VANCOUVER, BRITISH COLUMBIA–(Jan. 4, 2010) – Boston Pizza Royalties Income Fund (the “Fund”) (TSX:BPF.UN) and Boston Pizza International Inc. (“BPI”) announced today that effective January 1, 2010, the number of Boston Pizza restaurants included in the Fund’s royalty pool (the “Royalty Pool”) has been increased to include the royalties from 18 new restaurants opened across Canada between January 1, 2009 and December 31, 2009 (the “Period”) sixteen of which are full service restaurants and two of which are Quick Express locations. One full service restaurant was permanently closed during the Period. With the addition of these 17 net new restaurants, royalties are now payable to the Fund from 340 Boston Pizza restaurants.
The Fund indirectly owns the Boston Pizza trademarks and trade names used by BPI in its Boston Pizza restaurants in Canada. In 2002, the Fund licensed these trademarks to BPI for 99 years and in return BPI pays the Fund a top line royalty of 4% of franchise revenues of Royalty Pool restaurants. Annually, the Royalty Pool of Boston Pizza restaurants is increased to include the new Boston Pizza restaurants that have opened in the prior year. The increase is adjusted to reflect any locations that may have permanently closed during the year.
“We are very pleased to have opened another 18 Boston Pizza restaurants in 2009. Since the inception of the Fund in 2002, Boston Pizza has opened a remarkable total of 190 new restaurants in Canada, which is more than any other full service restaurant chain over that period. This robust growth is evidence of Boston Pizza’s strong operating model and further strengthens our position as Canada’s number one casual dining brand,” said George Melville, Co-Chairman of BPI.

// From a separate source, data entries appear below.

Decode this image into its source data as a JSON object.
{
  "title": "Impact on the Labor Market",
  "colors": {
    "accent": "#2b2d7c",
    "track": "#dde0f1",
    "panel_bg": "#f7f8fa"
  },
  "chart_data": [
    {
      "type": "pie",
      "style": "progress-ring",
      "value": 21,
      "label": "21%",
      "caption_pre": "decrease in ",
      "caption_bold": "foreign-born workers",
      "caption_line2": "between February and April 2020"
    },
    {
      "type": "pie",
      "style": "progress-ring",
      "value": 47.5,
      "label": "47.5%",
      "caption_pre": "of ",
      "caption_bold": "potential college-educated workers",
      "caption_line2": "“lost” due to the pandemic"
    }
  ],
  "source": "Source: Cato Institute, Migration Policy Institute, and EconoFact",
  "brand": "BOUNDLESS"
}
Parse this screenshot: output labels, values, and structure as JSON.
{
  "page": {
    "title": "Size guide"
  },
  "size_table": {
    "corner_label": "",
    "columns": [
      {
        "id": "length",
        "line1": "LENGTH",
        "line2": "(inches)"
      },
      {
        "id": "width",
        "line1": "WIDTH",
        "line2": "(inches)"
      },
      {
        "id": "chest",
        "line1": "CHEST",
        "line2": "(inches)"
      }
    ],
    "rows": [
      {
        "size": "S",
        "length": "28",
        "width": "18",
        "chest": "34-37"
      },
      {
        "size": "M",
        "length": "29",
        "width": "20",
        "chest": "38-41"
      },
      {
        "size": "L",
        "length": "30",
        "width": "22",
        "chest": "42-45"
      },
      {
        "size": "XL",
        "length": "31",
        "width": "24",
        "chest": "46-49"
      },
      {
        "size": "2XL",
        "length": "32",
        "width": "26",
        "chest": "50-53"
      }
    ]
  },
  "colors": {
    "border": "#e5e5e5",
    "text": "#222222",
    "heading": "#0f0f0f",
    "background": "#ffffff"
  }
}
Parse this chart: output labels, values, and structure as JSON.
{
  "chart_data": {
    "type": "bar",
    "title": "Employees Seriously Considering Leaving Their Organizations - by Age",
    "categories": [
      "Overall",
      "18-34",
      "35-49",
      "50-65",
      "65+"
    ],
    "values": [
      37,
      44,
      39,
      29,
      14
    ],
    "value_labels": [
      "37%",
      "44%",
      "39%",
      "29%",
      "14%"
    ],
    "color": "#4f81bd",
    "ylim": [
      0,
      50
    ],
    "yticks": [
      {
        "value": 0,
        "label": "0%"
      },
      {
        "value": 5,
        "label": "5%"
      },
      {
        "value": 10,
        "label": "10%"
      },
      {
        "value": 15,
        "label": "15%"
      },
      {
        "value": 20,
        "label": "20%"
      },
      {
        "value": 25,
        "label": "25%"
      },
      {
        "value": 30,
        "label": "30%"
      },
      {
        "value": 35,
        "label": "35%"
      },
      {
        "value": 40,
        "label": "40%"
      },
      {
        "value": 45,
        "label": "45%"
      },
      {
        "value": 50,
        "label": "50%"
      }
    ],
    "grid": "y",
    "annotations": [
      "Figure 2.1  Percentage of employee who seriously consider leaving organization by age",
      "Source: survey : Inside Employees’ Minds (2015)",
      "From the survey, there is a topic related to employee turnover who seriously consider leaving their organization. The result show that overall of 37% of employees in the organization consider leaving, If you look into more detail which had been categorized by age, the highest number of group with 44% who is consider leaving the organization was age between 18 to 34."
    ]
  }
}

On January 1 of each year (the “Adjustment Date”), an adjustment is made to add to the Royalty Pool new Boston Pizza restaurants that opened, and to remove any Boston Pizza restaurants that permanently closed, during the year prior to that Adjustment Date. In return for adding this additional royalty revenue, BPI receives the right to indirectly acquire additional Fund units (the “Additional Entitlements”). The adjustment for new franchise sales added to the Royalty Pool is designed to be accretive for Unitholders. The Additional Entitlements are calculated at 92.5% of the estimated royalty revenue added to the Royalty Pool, divided by the yield of the Fund, divided by the weighted average unit price. BPI receives 80% of the Additional Entitlements initially, with the balance received when the actual full year performance of the new restaurants is known with certainty. BPI receives 100% of distributions from the Additional Entitlements throughout the year. Once these new restaurants have been part of the Royalty Pool for a full year, an audit of the royalty revenues of these restaurants received from BPI will be performed. At such time an adjustment will be made to reconcile distributions paid to BPI and the Additional Entitlements received by BPI.
In return for adding the royalty revenue from the 17 net new restaurants to the Royalty Pool, BPI has received 518,607 Additional Entitlements. The 518,607 represents 80% (648,259 represents 100%) of the Additional Entitlements with the balance to be received by BPI when the actual full year performance of the new restaurants is known with certainty. The 518,607 Additional Entitlements represents 2.9% of the Fund units on a fully diluted basis. The full 648,259 Additional Entitlements would represent 3.5% of the Fund on a fully diluted basis. Including the 648,259 Additional Entitlements described above, BPI has the right to acquire 4,212,386 Fund Units, representing 23.1% of the Fund Units on a fully diluted basis. The issuance of the Additional Entitlements to BPI is subject to approval by the Toronto Stock Exchange.
The estimated annual gross franchise revenue for the 18 new restaurants in 2010 is $25.7 million. Pursuant to the Amended and Restated Limited Partnership Agreement governing Boston Pizza Royalties Limited Partnership, BPI is required to deduct from this amount the actual gross franchise revenue received from the one permanently closed restaurant during the first 12 month period immediately following its addition to the Royalty Pool, which is $1.5 million. Consequently, the estimated annual gross franchise revenue for the 17 net new restaurants in 2010 is $24.2 million. The estimated 4% royalty revenue the Fund will receive in 2010 from these additional 17 net new restaurants is $1.0 million. The royalty revenue for the purposes of calculating the Additional Entitlements, therefore, is $0.9 million or 92.5%. Once the actual performance of these new restaurants for 2010 is known, the number of Additional Entitlements will be adjusted in 2011 to reflect the actual royalty revenue received by the Fund in 2010. As of January 1, 2010, there are 340 restaurants in the Royalty Pool.